I repeat that there are almost 10,000 tools implemented into Galaxy that you can use with this graphical user interface.
And for researchers and data scientists it is always the question how to organize your data.
And Galaxy provides this concept of history.
History is the directory that contains all your inputs, outputs, all your tools that you use for your data analysis and its parameters and more.
And you can also do as many researchers in parallel as you want because Galaxy also provides this feature of multiple histories that you can use in parallel and switch between them easily.
And yeah, that's cool, that runs.
There is a short presentation of how it works for bioinformatics tools.
So here we make a short analysis of biological data with very basic bioinformatics tools such as FASTQC,
which is actually the tool for quality control of FASTQC data.
And so we can see now we use another tool for bioinformatics to adapt and you can see in the main window that we can advantage from this graphical interface.
So usually these tools are command line tools and Galaxy provides you graphical interface that you can easily use if you are not familiar with command line.
And yeah, finally you have your outputs on the right panel in your history.
And as I already said that usually all these tools that Galaxy can provide user interface for are command line tools.
And if you want to be more focused on research, you don't want to learn this command line and then Galaxy provides this.
So you can, all the parameters that you need to set in command line you can set in more visual way.
Another question that is important for researchers is reproduce your research.
And Galaxy can also provide this. This is like the small demo of how to reproduce your analysis with clicking one button.
Or you can also analyze your data in one go.
So for this Galaxy provides you workflow feature that you can create your workflow which looks like the sequence of tools in a visual graphic interface.

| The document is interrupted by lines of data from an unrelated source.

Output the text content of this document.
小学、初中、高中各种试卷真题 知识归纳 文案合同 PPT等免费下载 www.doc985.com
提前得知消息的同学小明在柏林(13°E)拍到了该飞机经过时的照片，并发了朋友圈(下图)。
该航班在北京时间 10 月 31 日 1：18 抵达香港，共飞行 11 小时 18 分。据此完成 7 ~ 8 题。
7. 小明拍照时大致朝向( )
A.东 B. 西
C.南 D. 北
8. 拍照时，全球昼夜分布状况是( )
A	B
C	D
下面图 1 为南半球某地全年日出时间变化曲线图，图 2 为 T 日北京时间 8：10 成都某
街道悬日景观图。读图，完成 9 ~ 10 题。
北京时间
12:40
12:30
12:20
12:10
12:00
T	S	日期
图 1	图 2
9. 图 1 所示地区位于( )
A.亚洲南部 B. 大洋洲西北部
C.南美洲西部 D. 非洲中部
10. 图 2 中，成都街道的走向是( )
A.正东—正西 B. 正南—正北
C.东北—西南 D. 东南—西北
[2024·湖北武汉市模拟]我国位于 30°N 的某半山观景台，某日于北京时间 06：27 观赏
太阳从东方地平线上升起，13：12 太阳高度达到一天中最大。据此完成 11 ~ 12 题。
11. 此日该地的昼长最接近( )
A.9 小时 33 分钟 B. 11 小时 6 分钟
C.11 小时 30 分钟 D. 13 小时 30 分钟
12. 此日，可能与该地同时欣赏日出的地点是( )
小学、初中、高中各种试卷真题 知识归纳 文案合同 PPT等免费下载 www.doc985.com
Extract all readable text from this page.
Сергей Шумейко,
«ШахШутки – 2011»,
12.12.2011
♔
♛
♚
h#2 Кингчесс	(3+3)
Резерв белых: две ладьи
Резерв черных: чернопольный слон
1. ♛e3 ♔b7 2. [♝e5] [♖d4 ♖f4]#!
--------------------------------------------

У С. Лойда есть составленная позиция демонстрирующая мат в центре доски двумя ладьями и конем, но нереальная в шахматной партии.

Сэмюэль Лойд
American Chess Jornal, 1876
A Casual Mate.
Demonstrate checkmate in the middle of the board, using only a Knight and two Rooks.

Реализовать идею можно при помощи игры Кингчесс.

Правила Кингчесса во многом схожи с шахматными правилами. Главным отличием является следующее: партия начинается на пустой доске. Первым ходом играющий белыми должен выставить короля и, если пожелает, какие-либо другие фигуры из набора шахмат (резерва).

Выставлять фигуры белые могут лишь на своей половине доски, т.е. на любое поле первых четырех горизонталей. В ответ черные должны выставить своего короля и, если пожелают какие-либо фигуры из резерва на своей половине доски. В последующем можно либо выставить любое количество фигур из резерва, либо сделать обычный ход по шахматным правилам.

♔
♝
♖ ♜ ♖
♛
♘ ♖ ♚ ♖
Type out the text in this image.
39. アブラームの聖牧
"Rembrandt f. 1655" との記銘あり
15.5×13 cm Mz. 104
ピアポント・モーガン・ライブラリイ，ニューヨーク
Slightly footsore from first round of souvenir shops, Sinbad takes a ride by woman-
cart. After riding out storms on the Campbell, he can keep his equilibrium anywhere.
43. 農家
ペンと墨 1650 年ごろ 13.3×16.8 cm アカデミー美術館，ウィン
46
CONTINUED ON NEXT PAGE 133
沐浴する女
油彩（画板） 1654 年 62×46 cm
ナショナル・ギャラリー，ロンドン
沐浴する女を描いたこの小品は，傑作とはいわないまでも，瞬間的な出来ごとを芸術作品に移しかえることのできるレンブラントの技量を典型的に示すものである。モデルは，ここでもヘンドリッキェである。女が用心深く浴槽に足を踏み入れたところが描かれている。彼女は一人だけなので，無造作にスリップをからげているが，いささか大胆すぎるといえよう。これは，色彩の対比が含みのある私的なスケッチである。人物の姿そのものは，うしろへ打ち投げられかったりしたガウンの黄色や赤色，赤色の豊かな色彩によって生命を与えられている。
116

And then you can use this workflow.
And here is a short video of how we use this workflow editor in Galaxy to create our own workflow.
So here is on the left panel we choose the input.
Then we set the name of this input.
Then we choose any tools that we want to use for our analysis.
And we set them in the order and we can use the output of one tool as input of another tool.
And yeah, in this way we create a workflow.
It can be more complicated of course.
And here is another video of how exactly we can use this workflow that we just created.
So first of all we need to upload data into our history.
For this Galaxy have different options.
So we can upload them from local computer, from cloud, from external resources or other ways.
And yeah, here we found the workflow from the list of our workflows.
And we ran it by clicking one button.
And then in our history we have our output.
And Galaxy also provides to researchers different ways to visualize your data.
And also this is also very important to share in research.
So Galaxy can provide you different options to share your histories, your workflows,
your visualizations, your data.
And you can choose to share it with specific users,
with your community or make it published and available for everybody.
And yeah, this is not only what I showed you.
Galaxy can do, Galaxy can do many things that are supposed to be in a data lifecycle.
And now I will give a word to my colleague.
Hey, so you are now a bit overwhelmed.
I think that's quite normal.
But I have good news for you.
Galaxy has its own training network.
And it's made for self-study.
It has step-by-step learning paths, videos, interactive tutorials,
and covers topics for everyone.
For students, for developers, and even for administrators.
And we host worldwide training events where hundreds of instructors in all time zones
are there to answer your questions.
Now I will go more into technical detail, but first I show you which Galaxy servers are available.
There's three large instances that provide a lot of compute power to the public.
One in Australia, one in Europe, which I administrate and one in the US.
But there are also many more domain-specific and national Galaxy servers,
as well as hundreds of small-scale deployments.
And with a few clicks, you can easily host your own Galaxy server.
Now if you decided to host your own Galaxy server, where do you get the tools from?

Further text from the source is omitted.